Aberdeen Strathspey and Reel Society Oral History Project – 2

Changing Ideas about Scottish Dance Music
True to its name, the Aberdeen Strathspey & Reel Society initially performed mostly strathspeys and reels, in addition to a limited number of other tune-types such as slow airs, marches, and jigs. The limited range of dance-types in the society’s repertoire is illustrated by the programme at the society’s first annual concert in the Aberdeen Music Hall on 21 November 1928, which featured nine strathspeys, seven reels, six airs, three slow strathspeys, and one pipe-march, in addition to songs, recitations, and an exhibition of country dances.
The choice of repertoire reflected ideas about Scottish dance music that became current in the course of the nineteenth century, and which identified the reel and strathspey as so-called ‘indigenous’ tune types, in contrast to tune-types perceived as foreign, such as the waltz or quadrille. This idea influenced collectors and composers of Scottish music, with publications such as The Glen Collection of Scottish Dance Music (2 vols, 1891–95) featuring reels, strathspeys, and – to a lesser extent – jigs, exclusively.
With the change in the performance context of Scottish music from dance-accompaniment to concert-repertoire and the emerging ‘essentialist’ definition of Scottish dance music as strathspeys and reels in the course of the nineteenth century, the repertoire increasingly came to be recognised less as functional and ephemeral, and more as a culturally significant canon worthy of attentive listening. Figureheads from the history of Scottish fiddle music, such as Neil Gow, Nathaniel Gow, and William Marshall, came to be revered as national icons, and attempts were made to codify or prescribe performance practice through Scottish violin tutors and discussion on points of style in the press.
James Scott Skinner en-route to America
(courtesy of The Lewis Gallery, Portland, Maine and raretunes.org)
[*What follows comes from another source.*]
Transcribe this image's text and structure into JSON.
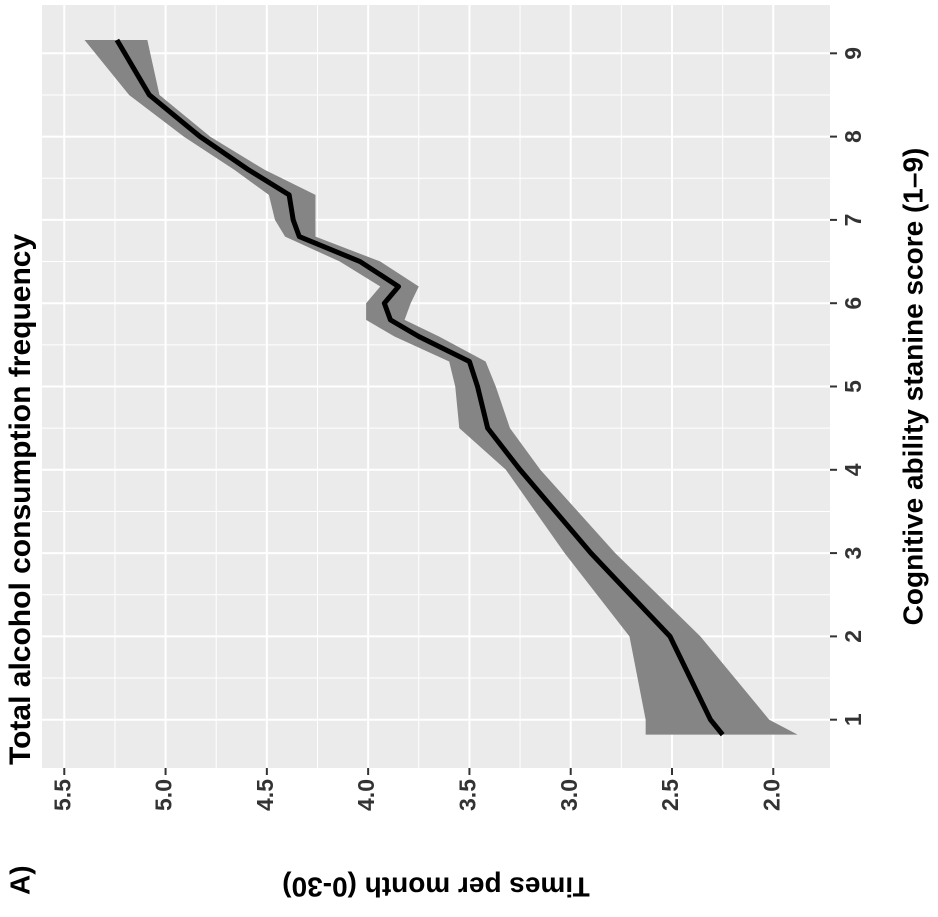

The popularity of American dance-types in early twentieth-century Scotland was considered a threat to the hegemony of the strathspey and reel, with Scott Skinner famously announcing on a trip to North America in 1926 that he was going to ‘kill jazz’. When he died, only a year later, he had not achieved his task, and the popularity of such dances continued to rise. Accordingly, other tune-types, such as polkas, waltzes, and two-steps, became increasingly common in the repertoire of the society over time. In stark contrast, strathspeys came to feature less often, partly in response to changing musical tastes and competition from other more popular dance-types, but also due to changing patterns of membership.
Initially, membership to the society was by audition, and members were expected to memorise music for performance, but over the years the requirements to audition and play from memory were dropped. Significant reasons for this change were social and technological, namely, the slow decline of participation in social dancing and the rise of recorded music, which had a chilling effect on the live performance of music in the second half of the twentieth century. While the 1928 generation of members were familiar with Scottish music from attending and performing at dances, this became less common as the century progressed, and members increasingly came to learn Scottish music almost exclusively through the society (it being one of the few organisations – together with radio and television broadcasts – through which to experience it). At the same time, opportunities to perform live were increasingly replaced with pre-recorded music. As the ratio of established players to learners among the society’s membership shifted towards the latter, the more technically challenging tune-types – typically strathspeys – came to be played less often than more accessible ones.
Ideas about the repertoire were also influenced by the post-war folk-music revival: prior to 1950, Scottish dance music was categorised as a type of national music – a label repeatedly used by Scott Skinner to describe his compositions – but, from the 1950s onward, it increasingly came to be defined in the context of folk music. One significant benefit of this new perspective on the repertoire was the emergence of many regional fiddle styles, such as those from Shetland, the West-Highlands, and the Scottish Borders, but it was also problematic because ideas about folk music – that it is transmitted by ear, of unknown authorship, and technically straightforward – were not necessarily applicable to much of Scottish dance music (the history of which was well-documented) as practiced by strathspey & reel societies. As Hugh Macdonald notes:
The concept of a ‘national music’ (a term frequently used by Scott Skinner) with a national style (in fiddle terms) was particularly attractive in Victorian Scotland and it undoubtedly survives in [strathspey & reel societies] and fiddle competitions.
The impact of ideas about folk-music was both positive and negative: the diversity and variety of newly recognised regional fiddle styles did much to boost interest and creative collaboration, but the newly-created binary contrast between folk music and classical music often gave rise to snobbery and pejorative attitudes that impacted negatively (directly and in-directly) on the standing and public perception of strathspey & reel societies. For example, Aberdeen-society conductor, Alec Sim’s, pre-revival artistic credo, that Scottish music should be played ‘with the same care that one would play Bach or Beethoven,’ came to be seen as increasingly anachronistic in the post-revival period, given the emerging gulf between classical music and folk music. From the 1980s, ‘traditional’ came to be used as a more preferable term than ‘folk’ to emphasise the continuity of musical transmission, but it continued to perpetuate a division in the classification of music that had not always existed.